“In those days Jesus came from Nazareth of Galilee and was baptized by John in the Jordan.” (Mark 1:9)
Jesus’ baptism raises the question, “Why?” John’s baptism was one of repentance for the forgiveness of sins. And Jesus, according to traditional Christian belief, was without sin. So why would he choose to receive this washing?
A compelling answer is this: Jesus steps into the river as a sign that he has come to be with and among the people. He chooses to lead not from a position of power and prestige, but through participation in our everyday reality.

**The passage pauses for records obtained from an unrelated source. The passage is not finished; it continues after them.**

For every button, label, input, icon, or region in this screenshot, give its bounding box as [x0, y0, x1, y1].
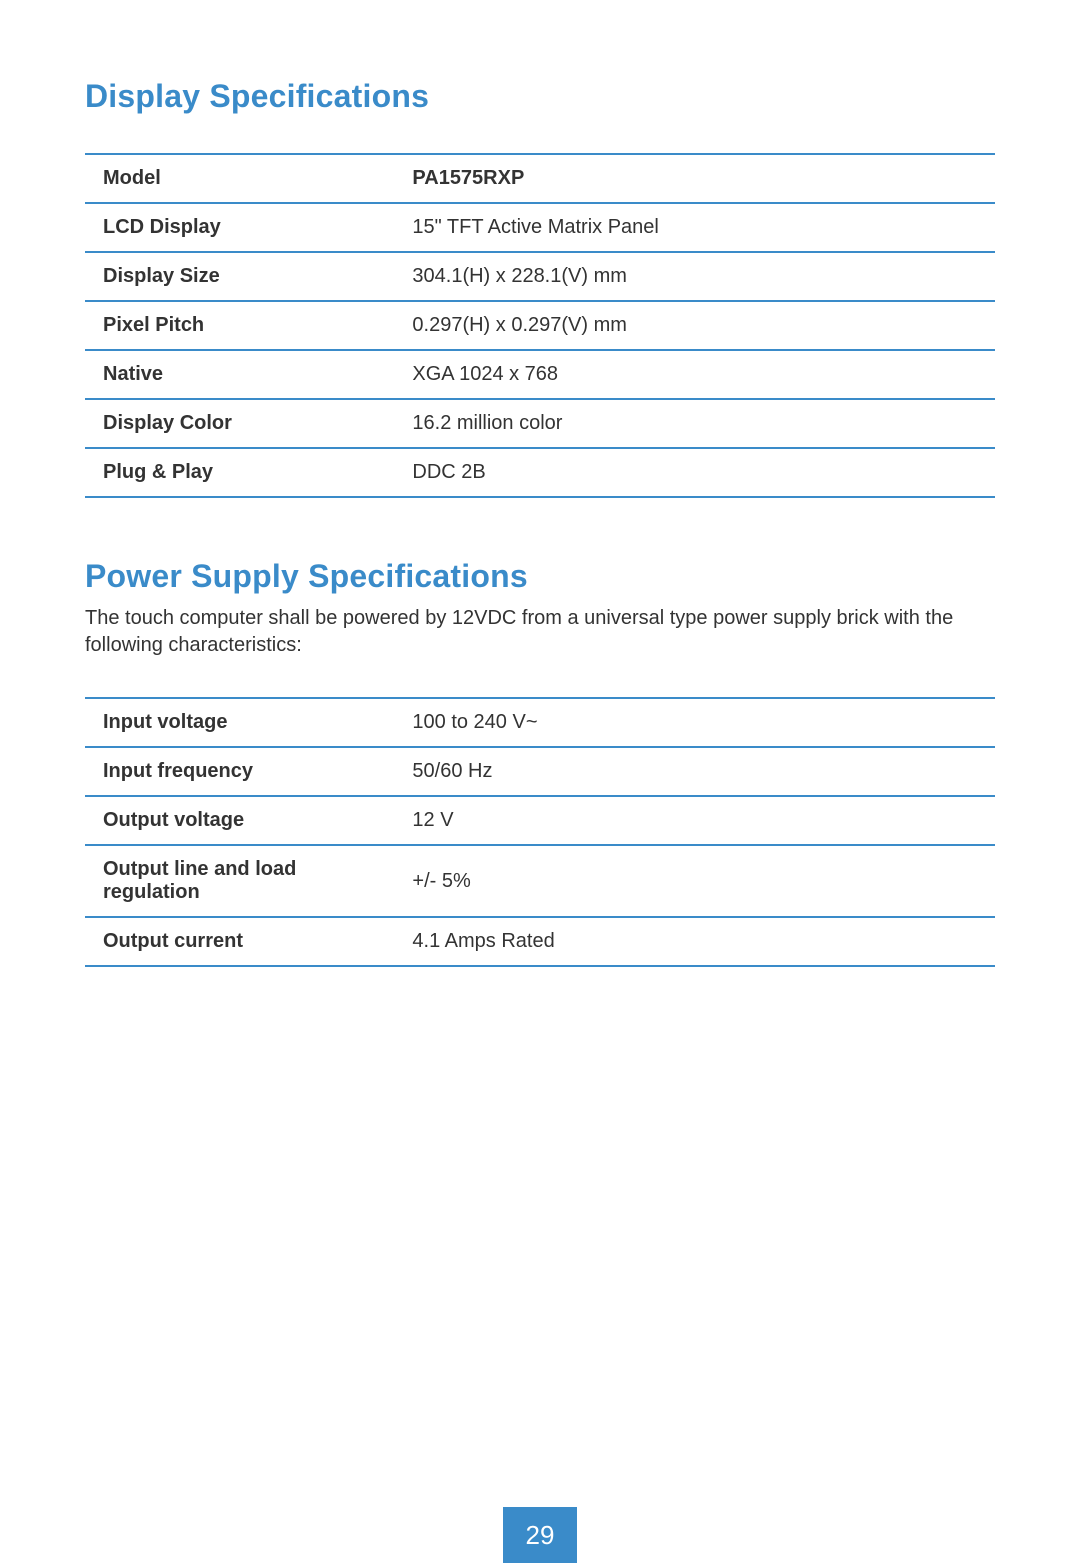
spec-label: Input frequency [85, 747, 394, 796]
spec-value: 4.1 Amps Rated [394, 917, 995, 966]
spec-value: 100 to 240 V~ [394, 698, 995, 747]
display-specs-table: ModelPA1575RXPLCD Display15" TFT Active … [85, 153, 995, 498]
spec-value: 15" TFT Active Matrix Panel [394, 203, 995, 252]
page-number-badge: 29 [503, 1507, 577, 1563]
spec-value: PA1575RXP [394, 154, 995, 203]
table-row: NativeXGA 1024 x 768 [85, 350, 995, 399]
spec-value: DDC 2B [394, 448, 995, 497]
spec-label: Display Size [85, 252, 394, 301]
spec-value: 16.2 million color [394, 399, 995, 448]
spec-label: Native [85, 350, 394, 399]
table-row: Plug & PlayDDC 2B [85, 448, 995, 497]
power-specs-table: Input voltage100 to 240 V~Input frequenc… [85, 697, 995, 967]
spec-value: 12 V [394, 796, 995, 845]
table-row: LCD Display15" TFT Active Matrix Panel [85, 203, 995, 252]
spec-value: 50/60 Hz [394, 747, 995, 796]
spec-value: XGA 1024 x 768 [394, 350, 995, 399]
power-specs-heading: Power Supply Specifications [85, 558, 995, 595]
spec-label: Output current [85, 917, 394, 966]
table-row: Output current4.1 Amps Rated [85, 917, 995, 966]
table-row: Display Color16.2 million color [85, 399, 995, 448]
spec-label: Plug & Play [85, 448, 394, 497]
spec-label: Pixel Pitch [85, 301, 394, 350]
table-row: Output line and load regulation+/- 5% [85, 845, 995, 917]
spec-label: Input voltage [85, 698, 394, 747]
table-row: ModelPA1575RXP [85, 154, 995, 203]
display-specs-heading: Display Specifications [85, 78, 995, 115]
spec-label: Display Color [85, 399, 394, 448]
table-row: Input frequency50/60 Hz [85, 747, 995, 796]
table-row: Input voltage100 to 240 V~ [85, 698, 995, 747]
table-row: Display Size304.1(H) x 228.1(V) mm [85, 252, 995, 301]
spec-label: Output voltage [85, 796, 394, 845]
spec-label: Model [85, 154, 394, 203]
spec-label: LCD Display [85, 203, 394, 252]
spec-label: Output line and load regulation [85, 845, 394, 917]
table-row: Output voltage12 V [85, 796, 995, 845]
page: Display Specifications ModelPA1575RXPLCD… [0, 0, 1080, 1563]
power-specs-intro: The touch computer shall be powered by 1… [85, 605, 995, 659]
spec-value: 0.297(H) x 0.297(V) mm [394, 301, 995, 350]
spec-value: +/- 5% [394, 845, 995, 917]
spec-value: 304.1(H) x 228.1(V) mm [394, 252, 995, 301]
table-row: Pixel Pitch0.297(H) x 0.297(V) mm [85, 301, 995, 350]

He chooses to emphasize not how he is different, but how he is the same.
A modern example of such humility is the Dalai Lama. The Dalia Lama is the leader of Buddhists; and at one time also held civil power over the people of Tibet; he was a kind of Pope and Emperor rolled into one. With such an exalted status, he could easily believe himself unique and better than others.
But that’s not how the Dalai Lama sees it. He says, “I never consider, even when giving a talk to a large crowd, that I am something special. . . . I always emphasize that when I meet people, we are all the same human beings.” (The Book of Joy, page 130)
Lord Jesus, you are Messiah of Israel and Son of God. Yet you choose not to exalt yourself over others; instead, you enter everything that makes us human; you take upon yourself our joys and our sorrows, our hurts and our hopes, our successes and our failures. Thank you, Jesus, for bowing down so that we might be lifted up. To you, along with the Father in heaven and with the Holy Spirit, be honor and glory forever and ever. Amen.